In 1915, David Endicott Putnam won the Camp Becket Honor Emblem, an award given to campers based on the strength of their character.
Two years later, Putnam, who would come to be known as the “Ace of Aces,” left his job as a counselor at Camp Becket to fight in World War I. In September 1918, his SPAD XIII plane was shot down over France and Putnam was killed. The U.S. Army posthumously awarded him the Distinguished Service Cross. He was 20 years old when he died.
At the dedication of the 9/11 Museum last spring, President Obama spoke about the Man in the Red Bandana, Welles Crowther. While everyone else ran down the stairs, Crowther, a former volunteer firefighter working in the World Trade Center, ran deeper into the building to help get others out. Welles had been a Becket camper and was a quintessential example of one of the camp mottos, Help the Other Fellow.
This summer, I’ll be on staff at Becket, just like Putnam was nearly a century ago. But a funny thing happens when I tell people what my plans are for the summer.
“Really? Oh, that’s nice,” my friends’ parents say. “Nice” lingers, as if they’re not sure if it was really what they meant. My friends ask if it’s going to be my last summer or say I’m too old to be a camper. The Career Planning Center insists that I get an internship.

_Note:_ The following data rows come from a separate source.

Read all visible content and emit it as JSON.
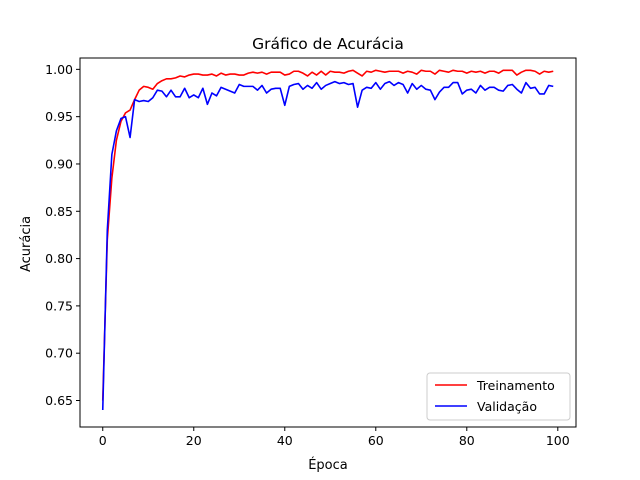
{
  "chart_data": {
    "type": "line",
    "title": "Gráfico de Acurácia",
    "xlabel": "Época",
    "ylabel": "Acurácia",
    "xlim": [
      -5,
      104
    ],
    "ylim": [
      0.622,
      1.012
    ],
    "xticks": [
      0,
      20,
      40,
      60,
      80,
      100
    ],
    "yticks": [
      0.65,
      0.7,
      0.75,
      0.8,
      0.85,
      0.9,
      0.95,
      1.0
    ],
    "ytick_labels": [
      "0.65",
      "0.70",
      "0.75",
      "0.80",
      "0.85",
      "0.90",
      "0.95",
      "1.00"
    ],
    "xtick_labels": [
      "0",
      "20",
      "40",
      "60",
      "80",
      "100"
    ],
    "grid": false,
    "legend": "lower-right",
    "series": [
      {
        "name": "Treinamento",
        "color": "#ff0000",
        "values": [
          0.65,
          0.82,
          0.885,
          0.925,
          0.945,
          0.954,
          0.957,
          0.968,
          0.978,
          0.982,
          0.981,
          0.979,
          0.985,
          0.988,
          0.99,
          0.99,
          0.991,
          0.993,
          0.992,
          0.994,
          0.995,
          0.995,
          0.994,
          0.994,
          0.995,
          0.993,
          0.996,
          0.994,
          0.995,
          0.995,
          0.994,
          0.994,
          0.996,
          0.997,
          0.996,
          0.997,
          0.995,
          0.997,
          0.997,
          0.997,
          0.994,
          0.995,
          0.998,
          0.998,
          0.996,
          0.993,
          0.997,
          0.994,
          0.998,
          0.994,
          0.998,
          0.997,
          0.997,
          0.996,
          0.998,
          0.999,
          0.996,
          0.993,
          0.998,
          0.997,
          0.999,
          0.998,
          0.997,
          0.998,
          0.998,
          0.998,
          0.996,
          0.998,
          0.997,
          0.995,
          0.999,
          0.998,
          0.998,
          0.995,
          0.999,
          0.998,
          0.997,
          0.999,
          0.998,
          0.998,
          0.996,
          0.998,
          0.997,
          0.998,
          0.996,
          0.998,
          0.998,
          0.996,
          0.999,
          0.999,
          0.999,
          0.994,
          0.997,
          0.999,
          0.999,
          0.998,
          0.995,
          0.998,
          0.997,
          0.998
        ]
      },
      {
        "name": "Validação",
        "color": "#0000ff",
        "values": [
          0.64,
          0.83,
          0.91,
          0.935,
          0.948,
          0.95,
          0.928,
          0.968,
          0.966,
          0.967,
          0.966,
          0.97,
          0.978,
          0.977,
          0.971,
          0.978,
          0.971,
          0.971,
          0.98,
          0.97,
          0.973,
          0.97,
          0.98,
          0.963,
          0.975,
          0.972,
          0.981,
          0.979,
          0.977,
          0.975,
          0.984,
          0.982,
          0.982,
          0.982,
          0.978,
          0.983,
          0.975,
          0.979,
          0.98,
          0.98,
          0.962,
          0.982,
          0.984,
          0.985,
          0.979,
          0.983,
          0.98,
          0.986,
          0.979,
          0.983,
          0.985,
          0.987,
          0.985,
          0.986,
          0.984,
          0.985,
          0.96,
          0.978,
          0.981,
          0.98,
          0.986,
          0.979,
          0.985,
          0.987,
          0.983,
          0.986,
          0.984,
          0.975,
          0.985,
          0.979,
          0.983,
          0.979,
          0.978,
          0.968,
          0.976,
          0.981,
          0.981,
          0.986,
          0.986,
          0.974,
          0.978,
          0.979,
          0.975,
          0.983,
          0.978,
          0.981,
          0.981,
          0.978,
          0.977,
          0.983,
          0.984,
          0.979,
          0.975,
          0.986,
          0.98,
          0.981,
          0.974,
          0.974,
          0.983,
          0.982
        ]
      }
    ]
  }
}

I get defensive when I tell people that I plan to return for my thirteenth consecutive summer at camp and my fifth on staff. The overachiever inside of me has an urge to justify why I’m not applying for a competitive internship program or a research grant.
I want to tell them about David Putnam and Welles Crowther. But the truth is I’m not going back to camp this summer simply because I think that Becket will make me more like David Putnam or Welles Crowther. Nor do I have any illusions about my ability to turn my campers into national heroes in four weeks, although mature, thoughtful fourteen-year-old boys would be a good start.
Every Sunday afternoon, my phone lights up with the weekly edition of “Jobs and Events I May Be Interested In.” In fact, many of the jobs do interest me. I think I’d like being a White House Intern or a Future Global Leader or a Google Journalism Fellow.
I’d also like to sit in a rocking chair on the porch of the library overlooking the lake and have to put a sweatshirt on because the sun is quickly descending behind the birch trees. I’d like to watch as my campers try to navigate a twenty-five foot, hundred-year-old canoe back to the dock. I’d like to remind them to hang up their wet life jackets.
If I get to be surrounded by the Bowdoin Pines for nine months of the year, I want to be surrounded by the birch trees of the Berkshires for the other three. I want my clothes to smell like a campfire and my arms to be covered in mosquito bites. I want to relive the best days of my childhood and share them with my campers, despite that fact that many people do not consider it the best preparation for my impending adulthood.
My friends and I are stuck in a tug of war between what we want to do for the summer and what we’re told we should do. We’re lucky if nothing is pulling on the should end of the rope. We’re even luckier if the want and should ends are the same.
I hope the Offer of the College is wrong. I hope my time at Bowdoin is not the best four years of my life, but I do hope that the summers in between my years at Bowdoin are the best of my life because they are the last summers of my youth. After college, summer is just a season.
My friends have good, fun, relaxing, boring, warm summers. They sell vacuums and ice cream and stocks. They study Arabic and physics and poverty. They sit on the beach and in cubicles and on subways.
Walking around campus at the end of August, you need more than two hands to count the number of people who ask, “How was your summer?”
I don’t think I’ve ever heard anyone say they had a terrible summer, but I don’t see people’s eyes light up when they talk about their summers either. It seems that few people have a story they’re excited to tell.
Two years ago, my summer story was about a camper whose family life was so turbulent that nobody could make the trip to see him on visiting day. He pulled me aside before boarding the bus home on the last morning. He looked up at me and said, in an expression of emotion jarringly earnest for a pubescent boy, “you’re like the good big brother I’ve never had.”
Last year it was a story about helping a group of campers—campers who are much cooler than I was or will be—build a cabin that will house hundreds of campers over the next few decades.
When I return to Bowdoin in August, I hope I have another story. I hope my eyes light up when someone asks me about my summer. I hope the excitement I feel to be back at Bowdoin will be matched by the sadness I feel that summer is over.
Matthew Gutschenritter is a member of the Class of 2016.